Monks was appointed a founding trustee of the Federal Employee Retirement System by President Reagan, and also served in the Department of Labor, as Administrator of the Office of Pension and Welfare Benefit programs.
He also was a founder of Institutional Shareholder Services, and co-founded The Corporate Library — now Governance Metrics International.
Monks found the Hermes Lens Fund, and has served as a director of twelve publicly traded companies.
Monks has authored or co-authored eight books, published more than a hundred papers, and, with Nell Minow, published five editions of Corporate Governance.
His most recent book is titled — Citizens DisUnited: Passive Investors, Drone CEOs, and the Corporate Capture of the American Dream (Miniver Press, 2013).
In it, Monks argues that “drone corporations” have captured the American dream.
“By drone corporation, I mean one in which there is no element of effective ownership to monitor or to restrain the exercise of power by the corporate executive,” Monks told Corporate Crime Reporter in an interview earlier this year.
Most major American corporations are drone corporations.
“I would say that about 60 percent of the biggest ones are,” Monks said. “Companies like General Electric. Exxon. IBM.”
Name some that aren’t drones.
“Microsoft, Berkshire Hathaway, Google, Apple,” Monks says.
The key characteristic of a drone corporation?
“Drones were more likely to externalize liability,” Monks said. “In comparing drone corporations to non-drone corporations, we discovered that the drone corporations were distinctly more likely to externalize liability.
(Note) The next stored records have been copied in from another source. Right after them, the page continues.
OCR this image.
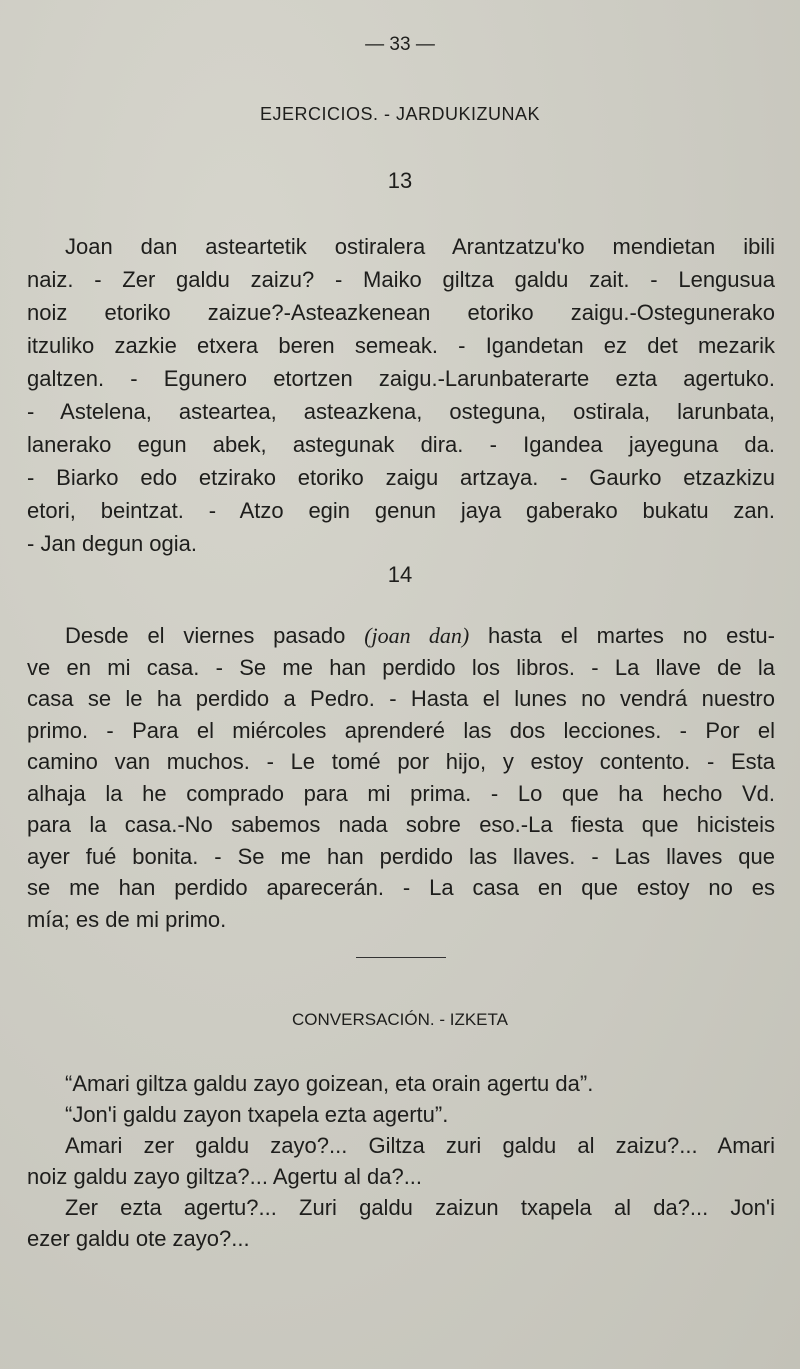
— 33 —
EJERCICIOS. - JARDUKIZUNAK
13
Joan dan asteartetik ostiralera Arantzatzu'ko mendietan ibili
naiz. - Zer galdu zaizu? - Maiko giltza galdu zait. - Lengusua
noiz etoriko zaizue?-Asteazkenean etoriko zaigu.-Ostegunerako
itzuliko zazkie etxera beren semeak. - Igandetan ez det mezarik
galtzen. - Egunero etortzen zaigu.-Larunbaterarte ezta agertuko.
- Astelena, asteartea, asteazkena, osteguna, ostirala, larunbata,
lanerako egun abek, astegunak dira. - Igandea jayeguna da.
- Biarko edo etzirako etoriko zaigu artzaya. - Gaurko etzazkizu
etori, beintzat. - Atzo egin genun jaya gaberako bukatu zan.
- Jan degun ogia.
14
Desde el viernes pasado (joan dan) hasta el martes no estu-
ve en mi casa. - Se me han perdido los libros. - La llave de la
casa se le ha perdido a Pedro. - Hasta el lunes no vendrá nuestro
primo. - Para el miércoles aprenderé las dos lecciones. - Por el
camino van muchos. - Le tomé por hijo, y estoy contento. - Esta
alhaja la he comprado para mi prima. - Lo que ha hecho Vd.
para la casa.-No sabemos nada sobre eso.-La fiesta que hicisteis
ayer fué bonita. - Se me han perdido las llaves. - Las llaves que
se me han perdido aparecerán. - La casa en que estoy no es
mía; es de mi primo.
CONVERSACIÓN. - IZKETA
“Amari giltza galdu zayo goizean, eta orain agertu da”.
“Jon'i galdu zayon txapela ezta agertu”.
Amari zer galdu zayo?... Giltza zuri galdu al zaizu?... Amari
noiz galdu zayo giltza?... Agertu al da?...
Zer ezta agertu?... Zuri galdu zaizun txapela al da?... Jon'i
ezer galdu ote zayo?...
They were distinctly more liable to be indicted for criminal activity. And the extent of their criminal fines were significantly larger than those for the non drones.”
The New York Times profiled Monks earlier this month.
The Frankel Fiduciary Prize was established “to acknowledge individuals who have made significant contributions to the preservation and advancement of fiduciary principles in public life.”
The prize is named for Professor Tamar Frankel, the Michaels Faculty Research Scholar at the Boston University School of Law.
The Frankel Fiduciary Prize Selection Committee members are, in addition to Rostad, Brooksley E. Born, Retired Partner, Arnold & Porter, Columbia Law Professor John Coffee, Duke Law Professor Deborah DeMott, and Princeton University Investment Company president Andrew Golden.
“Bob Monks is the perfect choice to inaugurate what we hope will be a long tradition of recognizing those persons who over a career have worked to protect and safeguard the position of the investor,” Coffee said. “While also a prolific writer and theorist of corporate governance, he has lived a life in the arena, fighting battle after battle to make the market a fairer and safer place for the American shareholder. Whether or not it realizes it, the proactive hedge fund of today is following in his pioneering footsteps.”
The Institute will hold a forum in Washington in the fall where Monks will receive the prize.